Goldenrod
-
Dates2026 - Ongoing
-
Author
- Topics Documentary, Landscape, Nature & Environment
- Location Poland
Goldenrod tells the story of places where fields have ceased to be needed. As I photograph each site, I find myself asking the same question: Why does this plant grow here?
Goldenrod appears where cultivation ends. It grows across abandoned fields, fallow land, former farms, and places awaiting a new purpose. In the landscape of my home village and its surroundings, it has become one of the most visible traces of ongoing change.
I come from Trzcianka, a village in the Świętokrzyskie region of southeastern Poland. Over recent decades, agricultural land in the area has been gradually transformed by industry, investment, and shifting patterns of employment. Fewer people make their living from farming, some fields are left uncultivated, while others are sold for industrial development.
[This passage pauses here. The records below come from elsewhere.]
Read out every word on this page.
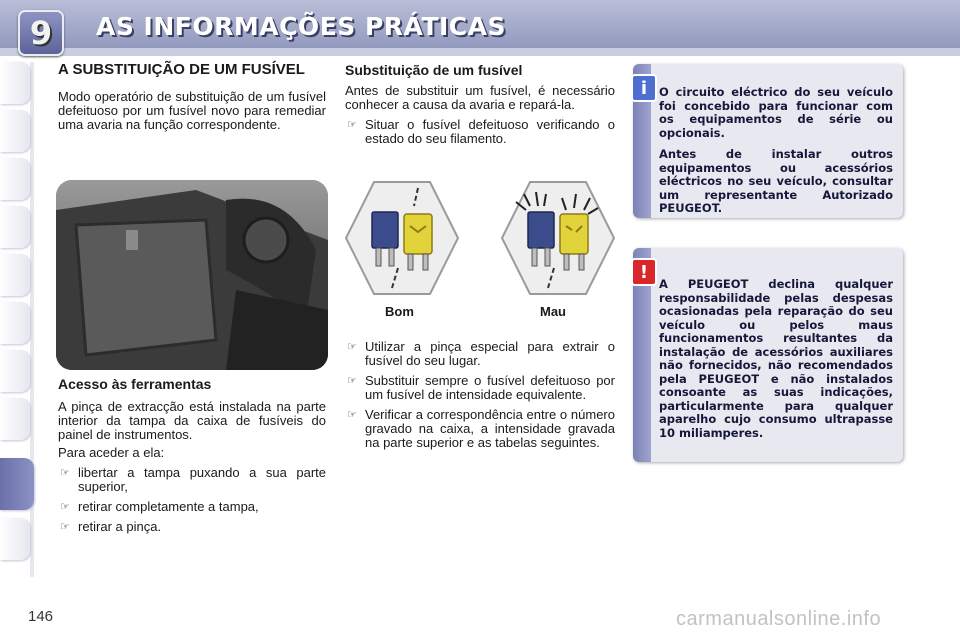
9 AS INFORMAÇÕES PRÁTICAS

A SUBSTITUIÇÃO DE UM FUSÍVEL

Modo operatório de substituição de um fusível defeituoso por um fusível novo para remediar uma avaria na função correspondente.

Acesso às ferramentas

A pinça de extracção está instalada na parte interior da tampa da caixa de fusíveis do painel de instrumentos.

Para aceder a ela:

☞ libertar a tampa puxando a sua parte superior,
☞ retirar completamente a tampa,
☞ retirar a pinça.

Substituição de um fusível

Antes de substituir um fusível, é necessário conhecer a causa da avaria e repará-la.

☞ Situar o fusível defeituoso verificando o estado do seu filamento.
Bom	Mau
☞ Utilizar a pinça especial para extrair o fusível do seu lugar.
☞ Substituir sempre o fusível defeituoso por um fusível de intensidade equivalente.
☞ Verificar a correspondência entre o número gravado na caixa, a intensidade gravada na parte superior e as tabelas seguintes.
i	O circuito eléctrico do seu veículo foi concebido para funcionar com os equipamentos de série ou opcionais.

Antes de instalar outros equipamentos ou acessórios eléctricos no seu veículo, consultar um representante Autorizado PEUGEOT.

!

A PEUGEOT declina qualquer responsabilidade pelas despesas ocasionadas pela reparação do seu veículo ou pelos maus funcionamentos resultantes da instalação de acessórios auxiliares não fornecidos, não recomendados pela PEUGEOT e não instalados consoante as suas indicações, particularmente para qualquer aparelho cujo consumo ultrapasse 10 miliamperes.

146	carmanualsonline.info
This project attempts to read the landscape through the presence of goldenrod. I photograph the places where it appears, asking a simple question: why is it growing here? Each image becomes a trace of an absence — a field, a farm, a way of life, or a relationship with the land that is slowly disappearing.
Industrial transformation is not new to this region. During the 1960s and 1990s, entire villages were displaced to make way for sulfur mining operations. Today, however, these changes feel more personal. I see them unfolding around me because, along with them, the landscape of my childhood is disappearing.